In a recent securities filing, the company said it lost $634.4 million during the nine months that ended Sept. 30. Revenue over the same period totaled $6.7 billion, down from $6.8 billion in the first nine months of 2009.

For the quarter, It lost $165 million. But its revenue edged up about 0.4 percent including results from its February acquisition of Planet Hollywood.

Harrah's, which owns or manages more than 50 casinos in 12 states and seven countries, is burdened with close to $20 billion in debt. A lot of it was piled on by the two private equity firms — Apollo Management Group and Texas Pacific Group — that took the company private three years ago and that plan to keep majority control of it after the IPO.

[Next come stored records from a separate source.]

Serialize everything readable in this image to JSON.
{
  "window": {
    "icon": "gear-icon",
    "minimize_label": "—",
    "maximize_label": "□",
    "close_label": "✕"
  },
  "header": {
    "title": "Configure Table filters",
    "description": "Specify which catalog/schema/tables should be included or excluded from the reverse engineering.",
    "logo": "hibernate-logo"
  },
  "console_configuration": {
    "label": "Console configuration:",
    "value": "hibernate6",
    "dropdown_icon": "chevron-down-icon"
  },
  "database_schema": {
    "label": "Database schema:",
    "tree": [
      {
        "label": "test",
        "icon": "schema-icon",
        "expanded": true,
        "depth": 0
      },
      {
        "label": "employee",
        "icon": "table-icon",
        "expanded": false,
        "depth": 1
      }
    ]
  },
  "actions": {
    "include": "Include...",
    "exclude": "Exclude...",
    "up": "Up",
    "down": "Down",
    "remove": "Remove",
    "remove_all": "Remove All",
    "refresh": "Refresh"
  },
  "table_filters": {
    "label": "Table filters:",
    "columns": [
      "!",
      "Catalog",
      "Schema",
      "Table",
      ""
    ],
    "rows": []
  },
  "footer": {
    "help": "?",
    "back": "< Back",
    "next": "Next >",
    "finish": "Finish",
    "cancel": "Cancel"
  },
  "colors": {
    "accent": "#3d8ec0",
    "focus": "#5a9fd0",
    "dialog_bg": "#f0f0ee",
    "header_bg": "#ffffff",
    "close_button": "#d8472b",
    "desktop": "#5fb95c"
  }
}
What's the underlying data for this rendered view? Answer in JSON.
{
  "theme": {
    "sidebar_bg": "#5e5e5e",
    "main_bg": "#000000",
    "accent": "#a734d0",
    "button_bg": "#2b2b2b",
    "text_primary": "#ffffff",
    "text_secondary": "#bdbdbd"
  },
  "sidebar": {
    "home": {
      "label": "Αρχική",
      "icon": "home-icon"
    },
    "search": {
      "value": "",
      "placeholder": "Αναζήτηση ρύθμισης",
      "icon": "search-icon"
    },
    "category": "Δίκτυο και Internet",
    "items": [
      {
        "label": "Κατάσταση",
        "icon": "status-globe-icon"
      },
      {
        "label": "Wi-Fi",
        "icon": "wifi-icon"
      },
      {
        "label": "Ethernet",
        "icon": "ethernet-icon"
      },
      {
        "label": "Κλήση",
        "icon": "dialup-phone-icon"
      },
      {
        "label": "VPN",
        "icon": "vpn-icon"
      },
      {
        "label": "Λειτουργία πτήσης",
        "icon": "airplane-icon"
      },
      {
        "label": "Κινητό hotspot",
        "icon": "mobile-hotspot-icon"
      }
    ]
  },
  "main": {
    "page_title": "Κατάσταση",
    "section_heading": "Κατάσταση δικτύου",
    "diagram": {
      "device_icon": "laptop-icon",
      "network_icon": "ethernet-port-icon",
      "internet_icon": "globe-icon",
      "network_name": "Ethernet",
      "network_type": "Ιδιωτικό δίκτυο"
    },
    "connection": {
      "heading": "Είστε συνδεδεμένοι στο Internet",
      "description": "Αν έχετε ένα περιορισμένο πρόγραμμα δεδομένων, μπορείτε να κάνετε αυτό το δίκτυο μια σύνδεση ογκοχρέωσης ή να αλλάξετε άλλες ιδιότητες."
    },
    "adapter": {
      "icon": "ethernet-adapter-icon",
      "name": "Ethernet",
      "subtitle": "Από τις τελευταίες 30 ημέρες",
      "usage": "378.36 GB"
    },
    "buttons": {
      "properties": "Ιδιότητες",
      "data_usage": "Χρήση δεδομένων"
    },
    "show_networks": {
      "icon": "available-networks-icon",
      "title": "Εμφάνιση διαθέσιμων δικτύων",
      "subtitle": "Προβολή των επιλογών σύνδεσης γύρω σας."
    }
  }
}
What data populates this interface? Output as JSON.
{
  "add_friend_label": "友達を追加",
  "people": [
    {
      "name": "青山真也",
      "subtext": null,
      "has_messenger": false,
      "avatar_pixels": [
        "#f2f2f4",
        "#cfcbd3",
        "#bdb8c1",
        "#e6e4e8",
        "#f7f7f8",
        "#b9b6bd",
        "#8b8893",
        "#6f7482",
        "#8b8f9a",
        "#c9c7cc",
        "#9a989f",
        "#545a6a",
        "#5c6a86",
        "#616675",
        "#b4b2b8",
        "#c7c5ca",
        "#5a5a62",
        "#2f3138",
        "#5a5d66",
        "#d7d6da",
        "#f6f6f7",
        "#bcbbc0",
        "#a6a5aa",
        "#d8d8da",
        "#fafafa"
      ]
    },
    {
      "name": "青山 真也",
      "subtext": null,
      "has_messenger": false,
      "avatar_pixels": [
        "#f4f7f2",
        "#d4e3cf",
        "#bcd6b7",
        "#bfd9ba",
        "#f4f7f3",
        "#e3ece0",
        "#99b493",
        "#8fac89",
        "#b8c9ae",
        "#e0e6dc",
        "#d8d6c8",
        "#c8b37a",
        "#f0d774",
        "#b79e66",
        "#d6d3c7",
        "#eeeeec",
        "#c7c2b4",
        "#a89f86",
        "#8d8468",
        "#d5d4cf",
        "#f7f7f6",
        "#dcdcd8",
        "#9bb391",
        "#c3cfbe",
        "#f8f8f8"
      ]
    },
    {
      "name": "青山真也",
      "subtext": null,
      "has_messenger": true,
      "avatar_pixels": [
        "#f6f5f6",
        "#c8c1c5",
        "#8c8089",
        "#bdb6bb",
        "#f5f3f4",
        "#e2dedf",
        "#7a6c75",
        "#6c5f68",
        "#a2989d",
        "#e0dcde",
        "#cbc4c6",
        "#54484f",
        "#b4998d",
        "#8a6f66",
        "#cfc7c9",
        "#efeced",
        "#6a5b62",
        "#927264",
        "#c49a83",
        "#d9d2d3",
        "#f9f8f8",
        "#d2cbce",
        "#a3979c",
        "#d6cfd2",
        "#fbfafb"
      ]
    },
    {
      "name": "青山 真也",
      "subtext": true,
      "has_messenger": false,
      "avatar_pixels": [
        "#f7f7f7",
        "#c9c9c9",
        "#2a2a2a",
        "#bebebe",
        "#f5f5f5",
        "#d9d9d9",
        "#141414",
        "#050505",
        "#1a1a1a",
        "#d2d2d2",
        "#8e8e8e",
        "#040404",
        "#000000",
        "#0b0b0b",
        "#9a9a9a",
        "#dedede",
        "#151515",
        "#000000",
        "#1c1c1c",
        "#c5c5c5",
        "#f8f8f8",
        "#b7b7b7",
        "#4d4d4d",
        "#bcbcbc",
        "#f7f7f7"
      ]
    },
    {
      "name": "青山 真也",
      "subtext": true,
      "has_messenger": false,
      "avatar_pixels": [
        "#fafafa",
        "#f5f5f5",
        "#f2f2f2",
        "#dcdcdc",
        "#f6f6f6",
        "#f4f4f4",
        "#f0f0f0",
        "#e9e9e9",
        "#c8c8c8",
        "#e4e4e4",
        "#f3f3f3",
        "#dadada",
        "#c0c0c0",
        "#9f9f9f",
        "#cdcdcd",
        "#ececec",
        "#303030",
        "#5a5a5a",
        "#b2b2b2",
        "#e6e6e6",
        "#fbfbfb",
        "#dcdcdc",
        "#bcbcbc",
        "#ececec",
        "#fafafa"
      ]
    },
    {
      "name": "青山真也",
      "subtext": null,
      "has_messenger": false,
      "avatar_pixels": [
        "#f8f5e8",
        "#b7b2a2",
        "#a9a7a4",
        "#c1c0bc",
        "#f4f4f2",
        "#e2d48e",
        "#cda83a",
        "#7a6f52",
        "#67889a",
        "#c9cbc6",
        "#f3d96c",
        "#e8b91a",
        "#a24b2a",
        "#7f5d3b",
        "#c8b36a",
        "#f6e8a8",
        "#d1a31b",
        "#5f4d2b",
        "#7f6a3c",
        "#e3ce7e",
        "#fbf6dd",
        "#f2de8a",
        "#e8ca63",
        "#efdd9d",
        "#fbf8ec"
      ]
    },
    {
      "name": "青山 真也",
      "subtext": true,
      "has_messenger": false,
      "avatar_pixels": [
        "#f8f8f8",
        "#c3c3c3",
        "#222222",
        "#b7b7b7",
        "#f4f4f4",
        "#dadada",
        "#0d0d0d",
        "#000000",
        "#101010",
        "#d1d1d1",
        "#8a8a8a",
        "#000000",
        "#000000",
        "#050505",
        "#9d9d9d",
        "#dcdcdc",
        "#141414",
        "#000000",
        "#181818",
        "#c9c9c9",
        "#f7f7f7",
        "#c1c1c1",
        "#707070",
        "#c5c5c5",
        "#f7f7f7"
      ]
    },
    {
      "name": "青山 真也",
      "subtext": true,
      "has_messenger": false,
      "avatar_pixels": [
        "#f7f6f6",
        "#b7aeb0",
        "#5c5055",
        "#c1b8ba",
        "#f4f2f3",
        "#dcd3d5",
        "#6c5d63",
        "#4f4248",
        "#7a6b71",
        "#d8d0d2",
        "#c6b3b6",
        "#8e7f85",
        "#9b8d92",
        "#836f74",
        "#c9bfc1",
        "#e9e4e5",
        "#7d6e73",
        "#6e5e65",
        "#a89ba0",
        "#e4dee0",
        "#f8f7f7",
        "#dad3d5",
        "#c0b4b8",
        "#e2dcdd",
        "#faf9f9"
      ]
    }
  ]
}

Francis Gaskins, president of the research firm IPOdesktop, said Harrah's is spending 22 percent of its revenue on interest payments.

On the other hand, investors looking to bet that the worst is past for the casino business may have an opportunity.

"It's going to be the hot stock in this sector," said IPOfinancial's David Menlow.

He said Harrah's has been smart to look beyond the traditional casino business, moving into online gambling in countries where it is legal and building up the World Series of Poker brand. Also, the company's latest quarterly results suggest its business has at least begun to stabilize. Apollo and Texas Pacific's $30.7 billion takeover deal in 2007 ranked as one of the biggest leveraged buyouts ever. The company's revenue, which peaked the year of the buyout at $10.8 billion, tumbled 6 percent to $10.1 billion in 2008.